Profiling slow imports in Python
This week at $WORK
I went on a bit of a side quest investigating why pytest collection was so slow.
Just running pytest --collect-only
from our project root was taking a painfully long time.
Following the advice on: awesome-pytest-speedup I discovered imports were taking up a significant amount of time after running:
python -X importtime -m pytest &> profile
And pasting the output in a nice profile viewer: https://kmichel.github.io/python-importtime-graph
The output of which looks something like this:
On surprising culprit I found was the stripe
library. Take the following example script:
import stripe # noqa
def main():
print('hello world')
if __name__ == "__main__":
main()
If we compare benchmark this script against a standard hello world program the results are pretty shocking
$ hyperfine --warmup 10 'python main.py' 'python with_stripe.py'
Benchmark 1: python main.py
Time (mean ± σ): 14.5 ms ± 0.4 ms [User: 10.9 ms, System: 3.4 ms]
Range (min … max): 13.6 ms … 17.3 ms 190 runs
Benchmark 2: python with_stripe.py
Time (mean ± σ): 761.0 ms ± 4.4 ms [User: 722.8 ms, System: 33.9 ms]
Range (min … max): 754.2 ms … 768.0 ms 10 runs
Summary
python main.py ran
52.58 ± 1.64 times faster than python with_stripe.py
The seemingly innocuous stripe import takes a whopping 761ms to complete
Not only will this slow down pytest
collection, but it will also impact the startup speed of any applications or scripts that transitively depend on stripe.
Unless you've carefully architected your application, you might find that a lot of code paths are impacted.
Solutions
Lazy Imports 🥱
One solution here to lazily defer this import so that it happens at runtime. E.g:
STRIPE = None
def _stripe():
global STRIPE
if STRIPE is None:
import stripe
return stripe
return STRIPE
Any code that needs to use the stripe
namespace can instead do:
def create_product():
# Trigger the import
stripe_client = _stripe()
starter_subscription = stripe_client.Product.create(
name="Starter Subscription",
description="$12/Month subscription",
api_key=API_KEY
)
The trade-off here is that we've traded the upfront penalty of loading this library ahead of time to incucring the cost at runtime.
So our app might start faster, and tests might be collected faster, but any test or request that makes a call to the create_product()
function will still incur the 700ms overhead of importing the stripe
module.
Roll your own 🧵
It might be worth considering whether you really need to be importing this entire library in the first place.

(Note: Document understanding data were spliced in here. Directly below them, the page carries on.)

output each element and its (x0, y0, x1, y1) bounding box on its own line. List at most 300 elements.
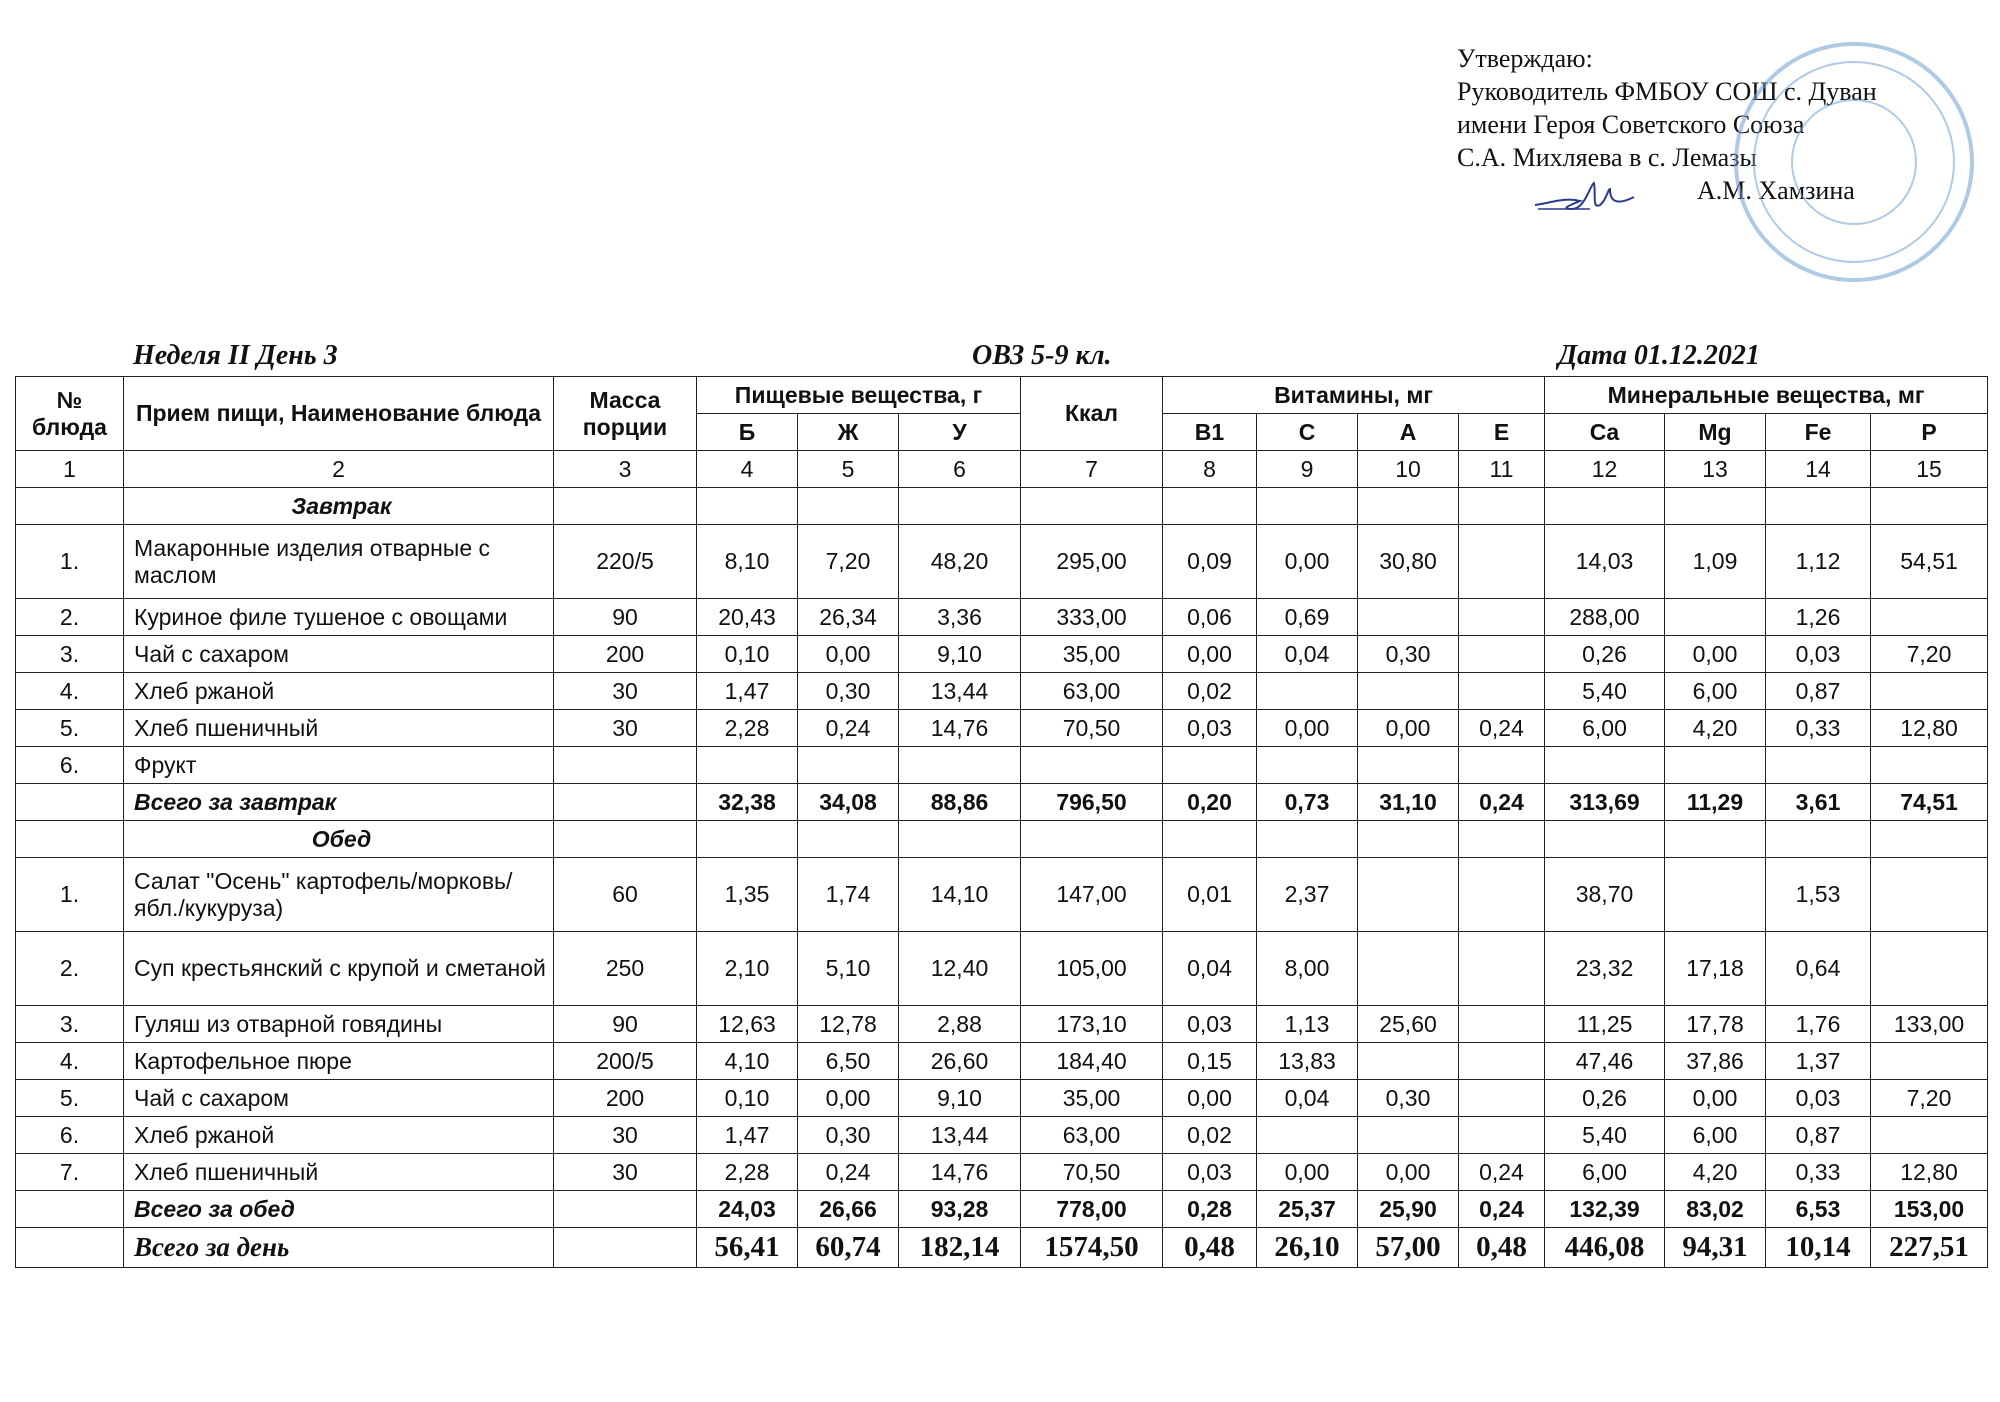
protein-value: 12,63 (697, 1006, 798, 1043)
c-value (1257, 673, 1358, 710)
dish-name: Всего за завтрак (124, 784, 554, 821)
p-value: 12,80 (1871, 1154, 1988, 1191)
b1-value: 0,04 (1163, 932, 1257, 1006)
p-value: 153,00 (1871, 1191, 1988, 1228)
carb-value: 182,14 (899, 1228, 1021, 1268)
a-value: 0,30 (1358, 636, 1459, 673)
fe-value: 1,53 (1766, 858, 1871, 932)
table-row (16, 525, 1988, 599)
b1-value: 0,01 (1163, 858, 1257, 932)
b1-value (1163, 747, 1257, 784)
c-value: 0,04 (1257, 1080, 1358, 1117)
c-value: 25,37 (1257, 1191, 1358, 1228)
c-value: 0,69 (1257, 599, 1358, 636)
subtotal-row (16, 1191, 1988, 1228)
section-row (16, 488, 1988, 525)
dish-number: 5. (16, 710, 124, 747)
dish-number: 1. (16, 858, 124, 932)
kcal-value: 70,50 (1021, 710, 1163, 747)
protein-value: 1,47 (697, 673, 798, 710)
mg-value: 37,86 (1665, 1043, 1766, 1080)
a-value: 0,30 (1358, 1080, 1459, 1117)
mg-value: 1,09 (1665, 525, 1766, 599)
protein-value: 1,35 (697, 858, 798, 932)
dish-number: 2. (16, 932, 124, 1006)
table-row (16, 1154, 1988, 1191)
ca-value: 23,32 (1545, 932, 1665, 1006)
meal-section-title: Обед (124, 821, 554, 858)
mg-value (1665, 858, 1766, 932)
portion-mass: 250 (554, 932, 697, 1006)
p-value (1871, 858, 1988, 932)
fat-value: 6,50 (798, 1043, 899, 1080)
mg-value: 94,31 (1665, 1228, 1766, 1268)
c-value: 0,00 (1257, 1154, 1358, 1191)
fe-value: 0,33 (1766, 1154, 1871, 1191)
protein-value (697, 747, 798, 784)
kcal-value: 173,10 (1021, 1006, 1163, 1043)
protein-value: 8,10 (697, 525, 798, 599)
dish-number (16, 821, 124, 858)
portion-mass: 200 (554, 636, 697, 673)
c-value (1257, 821, 1358, 858)
c-value: 2,37 (1257, 858, 1358, 932)
week-day-label: Неделя II День 3 (133, 340, 338, 371)
fat-value: 34,08 (798, 784, 899, 821)
ca-value: 446,08 (1545, 1228, 1665, 1268)
b1-value: 0,00 (1163, 636, 1257, 673)
table-row (16, 636, 1988, 673)
p-value (1871, 932, 1988, 1006)
a-value: 25,60 (1358, 1006, 1459, 1043)
mg-value (1665, 747, 1766, 784)
dish-name: Хлеб ржаной (124, 673, 554, 710)
b1-value: 0,09 (1163, 525, 1257, 599)
e-value (1459, 821, 1545, 858)
mg-value: 6,00 (1665, 673, 1766, 710)
director-name: А.М. Хамзина (1697, 176, 1855, 205)
b1-value: 0,48 (1163, 1228, 1257, 1268)
p-value: 12,80 (1871, 710, 1988, 747)
subtotal-row (16, 784, 1988, 821)
column-index: 8 (1163, 451, 1257, 488)
approval-line-school: С.А. Михляева в с. Лемазы (1457, 143, 1757, 172)
b1-value: 0,20 (1163, 784, 1257, 821)
fat-value: 0,24 (798, 1154, 899, 1191)
group-label: ОВЗ 5-9 кл. (972, 340, 1112, 371)
ca-value: 5,40 (1545, 673, 1665, 710)
a-value: 57,00 (1358, 1228, 1459, 1268)
col-minerals-header: Минеральные вещества, мг (1545, 377, 1988, 414)
e-value (1459, 1043, 1545, 1080)
b1-value: 0,06 (1163, 599, 1257, 636)
kcal-value: 147,00 (1021, 858, 1163, 932)
dish-number: 4. (16, 673, 124, 710)
col-vitamins-header: Витамины, мг (1163, 377, 1545, 414)
ca-value (1545, 747, 1665, 784)
p-value: 133,00 (1871, 1006, 1988, 1043)
p-value (1871, 599, 1988, 636)
table-row (16, 1043, 1988, 1080)
e-value (1459, 525, 1545, 599)
fe-value (1766, 488, 1871, 525)
dish-name: Суп крестьянский с крупой и сметаной (124, 932, 554, 1006)
table-header (16, 377, 1988, 488)
protein-value: 24,03 (697, 1191, 798, 1228)
kcal-value: 333,00 (1021, 599, 1163, 636)
c-value: 0,73 (1257, 784, 1358, 821)
carb-value: 13,44 (899, 673, 1021, 710)
col-name-header: Прием пищи, Наименование блюда (124, 377, 554, 451)
a-value (1358, 488, 1459, 525)
column-index: 2 (124, 451, 554, 488)
fe-value: 1,76 (1766, 1006, 1871, 1043)
column-index: 6 (899, 451, 1021, 488)
c-value (1257, 488, 1358, 525)
protein-value: 1,47 (697, 1117, 798, 1154)
ca-value: 6,00 (1545, 710, 1665, 747)
a-value (1358, 599, 1459, 636)
e-value: 0,24 (1459, 1154, 1545, 1191)
a-value (1358, 673, 1459, 710)
carb-value: 3,36 (899, 599, 1021, 636)
fat-value: 26,66 (798, 1191, 899, 1228)
fat-value: 0,00 (798, 636, 899, 673)
carb-value: 14,10 (899, 858, 1021, 932)
col-fat-header: Ж (798, 414, 899, 451)
fe-value: 0,87 (1766, 1117, 1871, 1154)
carb-value: 2,88 (899, 1006, 1021, 1043)
table-row (16, 673, 1988, 710)
ca-value: 47,46 (1545, 1043, 1665, 1080)
c-value: 0,00 (1257, 710, 1358, 747)
e-value (1459, 1080, 1545, 1117)
col-p-header: P (1871, 414, 1988, 451)
e-value (1459, 1117, 1545, 1154)
dish-number (16, 1191, 124, 1228)
protein-value: 2,28 (697, 710, 798, 747)
portion-mass (554, 821, 697, 858)
dish-name: Хлеб пшеничный (124, 1154, 554, 1191)
b1-value: 0,03 (1163, 1006, 1257, 1043)
e-value (1459, 932, 1545, 1006)
dish-name: Хлеб пшеничный (124, 710, 554, 747)
a-value: 31,10 (1358, 784, 1459, 821)
kcal-value: 295,00 (1021, 525, 1163, 599)
column-index: 4 (697, 451, 798, 488)
e-value (1459, 1006, 1545, 1043)
carb-value: 14,76 (899, 1154, 1021, 1191)
carb-value: 12,40 (899, 932, 1021, 1006)
e-value (1459, 747, 1545, 784)
p-value (1871, 488, 1988, 525)
dish-name: Гуляш из отварной говядины (124, 1006, 554, 1043)
protein-value: 0,10 (697, 1080, 798, 1117)
p-value: 7,20 (1871, 1080, 1988, 1117)
table-row (16, 858, 1988, 932)
p-value: 54,51 (1871, 525, 1988, 599)
dish-number: 2. (16, 599, 124, 636)
fe-value (1766, 747, 1871, 784)
kcal-value: 63,00 (1021, 673, 1163, 710)
portion-mass (554, 488, 697, 525)
mg-value (1665, 599, 1766, 636)
portion-mass: 30 (554, 1117, 697, 1154)
e-value: 0,48 (1459, 1228, 1545, 1268)
ca-value: 5,40 (1545, 1117, 1665, 1154)
fat-value: 0,00 (798, 1080, 899, 1117)
carb-value: 26,60 (899, 1043, 1021, 1080)
carb-value (899, 488, 1021, 525)
dish-number: 6. (16, 1117, 124, 1154)
portion-mass (554, 1228, 697, 1268)
col-e-header: Е (1459, 414, 1545, 451)
mg-value: 4,20 (1665, 710, 1766, 747)
dish-number (16, 784, 124, 821)
meal-section-title: Завтрак (124, 488, 554, 525)
fat-value: 5,10 (798, 932, 899, 1006)
p-value (1871, 673, 1988, 710)
portion-mass: 30 (554, 710, 697, 747)
column-index: 12 (1545, 451, 1665, 488)
column-index: 3 (554, 451, 697, 488)
col-c-header: С (1257, 414, 1358, 451)
a-value (1358, 821, 1459, 858)
portion-mass: 90 (554, 599, 697, 636)
c-value: 26,10 (1257, 1228, 1358, 1268)
table-row (16, 710, 1988, 747)
fe-value: 0,03 (1766, 1080, 1871, 1117)
a-value: 0,00 (1358, 1154, 1459, 1191)
mg-value: 17,78 (1665, 1006, 1766, 1043)
portion-mass: 220/5 (554, 525, 697, 599)
dish-name: Всего за обед (124, 1191, 554, 1228)
column-index-row (16, 451, 1988, 488)
column-index: 10 (1358, 451, 1459, 488)
fat-value: 12,78 (798, 1006, 899, 1043)
ca-value: 0,26 (1545, 636, 1665, 673)
mg-value: 11,29 (1665, 784, 1766, 821)
kcal-value (1021, 488, 1163, 525)
table-row (16, 932, 1988, 1006)
fe-value: 3,61 (1766, 784, 1871, 821)
table-row (16, 1080, 1988, 1117)
carb-value (899, 821, 1021, 858)
kcal-value: 35,00 (1021, 1080, 1163, 1117)
signature-icon (1530, 175, 1640, 220)
fe-value: 0,03 (1766, 636, 1871, 673)
kcal-value: 105,00 (1021, 932, 1163, 1006)
p-value: 7,20 (1871, 636, 1988, 673)
fe-value: 0,87 (1766, 673, 1871, 710)
column-index: 9 (1257, 451, 1358, 488)
ca-value (1545, 488, 1665, 525)
protein-value: 2,10 (697, 932, 798, 1006)
section-row (16, 821, 1988, 858)
dish-name: Чай с сахаром (124, 1080, 554, 1117)
menu-table (15, 376, 1988, 1268)
dish-name: Картофельное пюре (124, 1043, 554, 1080)
carb-value: 9,10 (899, 636, 1021, 673)
carb-value: 13,44 (899, 1117, 1021, 1154)
col-protein-header: Б (697, 414, 798, 451)
c-value: 8,00 (1257, 932, 1358, 1006)
c-value: 0,00 (1257, 525, 1358, 599)
ca-value: 313,69 (1545, 784, 1665, 821)
p-value: 227,51 (1871, 1228, 1988, 1268)
fat-value: 26,34 (798, 599, 899, 636)
approval-line-position: Руководитель ФМБОУ СОШ с. Дуван (1457, 77, 1877, 106)
col-nutrients-header: Пищевые вещества, г (697, 377, 1021, 414)
dish-name: Фрукт (124, 747, 554, 784)
e-value: 0,24 (1459, 710, 1545, 747)
col-b1-header: В1 (1163, 414, 1257, 451)
mg-value: 0,00 (1665, 1080, 1766, 1117)
dish-number: 4. (16, 1043, 124, 1080)
b1-value: 0,15 (1163, 1043, 1257, 1080)
a-value (1358, 747, 1459, 784)
portion-mass (554, 1191, 697, 1228)
fe-value: 0,33 (1766, 710, 1871, 747)
protein-value: 56,41 (697, 1228, 798, 1268)
dish-name: Чай с сахаром (124, 636, 554, 673)
portion-mass (554, 747, 697, 784)
ca-value: 14,03 (1545, 525, 1665, 599)
p-value (1871, 747, 1988, 784)
dish-number: 3. (16, 1006, 124, 1043)
ca-value: 0,26 (1545, 1080, 1665, 1117)
b1-value (1163, 488, 1257, 525)
col-mg-header: Mg (1665, 414, 1766, 451)
ca-value (1545, 821, 1665, 858)
e-value: 0,24 (1459, 784, 1545, 821)
carb-value: 48,20 (899, 525, 1021, 599)
fe-value: 10,14 (1766, 1228, 1871, 1268)
ca-value: 11,25 (1545, 1006, 1665, 1043)
portion-mass: 60 (554, 858, 697, 932)
a-value: 25,90 (1358, 1191, 1459, 1228)
ca-value: 6,00 (1545, 1154, 1665, 1191)
dish-name: Всего за день (124, 1228, 554, 1268)
dish-number (16, 488, 124, 525)
p-value (1871, 1043, 1988, 1080)
dish-number (16, 1228, 124, 1268)
e-value (1459, 636, 1545, 673)
mg-value: 0,00 (1665, 636, 1766, 673)
approval-line-hero: имени Героя Советского Союза (1457, 110, 1805, 139)
portion-mass: 30 (554, 673, 697, 710)
fat-value: 0,30 (798, 673, 899, 710)
e-value (1459, 599, 1545, 636)
a-value: 30,80 (1358, 525, 1459, 599)
b1-value: 0,03 (1163, 710, 1257, 747)
fe-value: 6,53 (1766, 1191, 1871, 1228)
a-value: 0,00 (1358, 710, 1459, 747)
b1-value: 0,03 (1163, 1154, 1257, 1191)
a-value (1358, 858, 1459, 932)
mg-value (1665, 821, 1766, 858)
kcal-value (1021, 747, 1163, 784)
b1-value: 0,02 (1163, 1117, 1257, 1154)
fe-value (1766, 821, 1871, 858)
e-value (1459, 673, 1545, 710)
b1-value: 0,02 (1163, 673, 1257, 710)
fat-value: 7,20 (798, 525, 899, 599)
table-row (16, 1006, 1988, 1043)
table-row (16, 599, 1988, 636)
column-index: 13 (1665, 451, 1766, 488)
mg-value: 17,18 (1665, 932, 1766, 1006)
p-value (1871, 821, 1988, 858)
dish-name: Куриное филе тушеное с овощами (124, 599, 554, 636)
col-ca-header: Ca (1545, 414, 1665, 451)
table-body (16, 488, 1988, 1268)
protein-value (697, 488, 798, 525)
protein-value: 4,10 (697, 1043, 798, 1080)
col-num-header: № блюда (16, 377, 124, 451)
date-label: Дата 01.12.2021 (1558, 340, 1760, 371)
table-row (16, 747, 1988, 784)
kcal-value: 1574,50 (1021, 1228, 1163, 1268)
protein-value: 2,28 (697, 1154, 798, 1191)
col-a-header: А (1358, 414, 1459, 451)
table-row (16, 1117, 1988, 1154)
fat-value: 60,74 (798, 1228, 899, 1268)
fat-value: 0,30 (798, 1117, 899, 1154)
ca-value: 288,00 (1545, 599, 1665, 636)
kcal-value: 35,00 (1021, 636, 1163, 673)
fat-value: 0,24 (798, 710, 899, 747)
fat-value (798, 821, 899, 858)
protein-value: 20,43 (697, 599, 798, 636)
protein-value: 0,10 (697, 636, 798, 673)
e-value (1459, 488, 1545, 525)
col-kcal-header: Ккал (1021, 377, 1163, 451)
portion-mass: 200/5 (554, 1043, 697, 1080)
fe-value: 1,26 (1766, 599, 1871, 636)
column-index: 14 (1766, 451, 1871, 488)
c-value (1257, 747, 1358, 784)
column-index: 1 (16, 451, 124, 488)
ca-value: 132,39 (1545, 1191, 1665, 1228)
fat-value (798, 488, 899, 525)
dish-number: 7. (16, 1154, 124, 1191)
dish-name: Салат "Осень" картофель/морковь/ябл./кукуруза) (124, 858, 554, 932)
b1-value: 0,00 (1163, 1080, 1257, 1117)
dish-number: 3. (16, 636, 124, 673)
e-value: 0,24 (1459, 1191, 1545, 1228)
kcal-value: 63,00 (1021, 1117, 1163, 1154)
portion-mass: 90 (554, 1006, 697, 1043)
mg-value: 4,20 (1665, 1154, 1766, 1191)
dish-name: Макаронные изделия отварные с маслом (124, 525, 554, 599)
mg-value (1665, 488, 1766, 525)
fe-value: 0,64 (1766, 932, 1871, 1006)
protein-value (697, 821, 798, 858)
fe-value: 1,37 (1766, 1043, 1871, 1080)
c-value: 0,04 (1257, 636, 1358, 673)
portion-mass (554, 784, 697, 821)
a-value (1358, 1043, 1459, 1080)
fat-value: 1,74 (798, 858, 899, 932)
approval-line-approve: Утверждаю: (1457, 44, 1593, 73)
portion-mass: 200 (554, 1080, 697, 1117)
kcal-value: 796,50 (1021, 784, 1163, 821)
column-index: 5 (798, 451, 899, 488)
b1-value: 0,28 (1163, 1191, 1257, 1228)
col-mass-header: Масса порции (554, 377, 697, 451)
col-carb-header: У (899, 414, 1021, 451)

In the case of stripe, if you're only using a subset of functionality, it might be trivial to instead call their REST API directly, and come up with your own wrapper/bindings.
Conclusion
I knew Pythons import system was slow, and I knew third party modules are often pretty bloated. But I was pretty shocked to see just how slow things could get.
At my $WORK
stripe
isn't the only culprit, there's many other big name offenders.

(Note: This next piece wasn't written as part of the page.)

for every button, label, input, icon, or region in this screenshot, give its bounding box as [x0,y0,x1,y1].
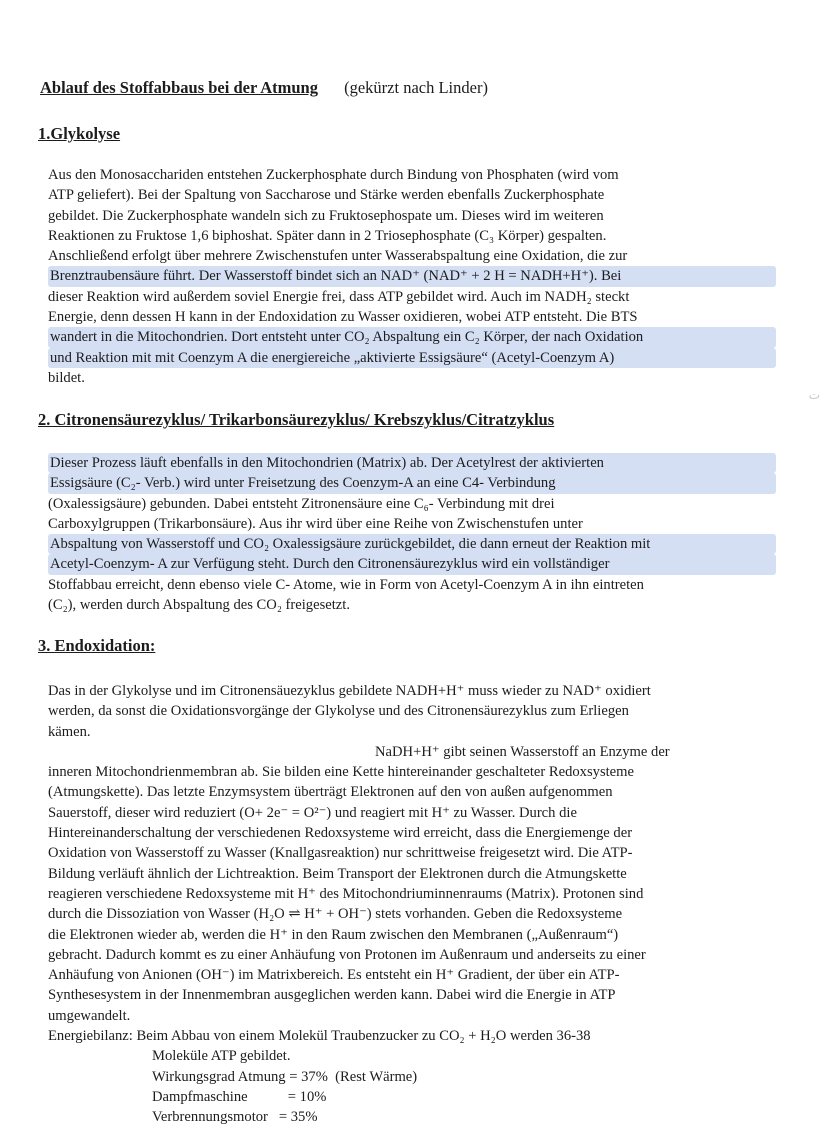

Typically you'll encounter a problem (I need to interact with a payment provider), pull in a library and go about your day.
On the face of it the library appears to be completely harmless. You'll probably not notice any tangible difference in start-up time before/after.
One day you'll realise your app is slow as molasses because you've got x10 third party modules all with their own associated overhead.
I guess the takeaway (obvious in hindsight) is that everything you import has a cost. In the future I'll think twice before pulling in a dependency or not, and consider whether it's really worth the tradeoff.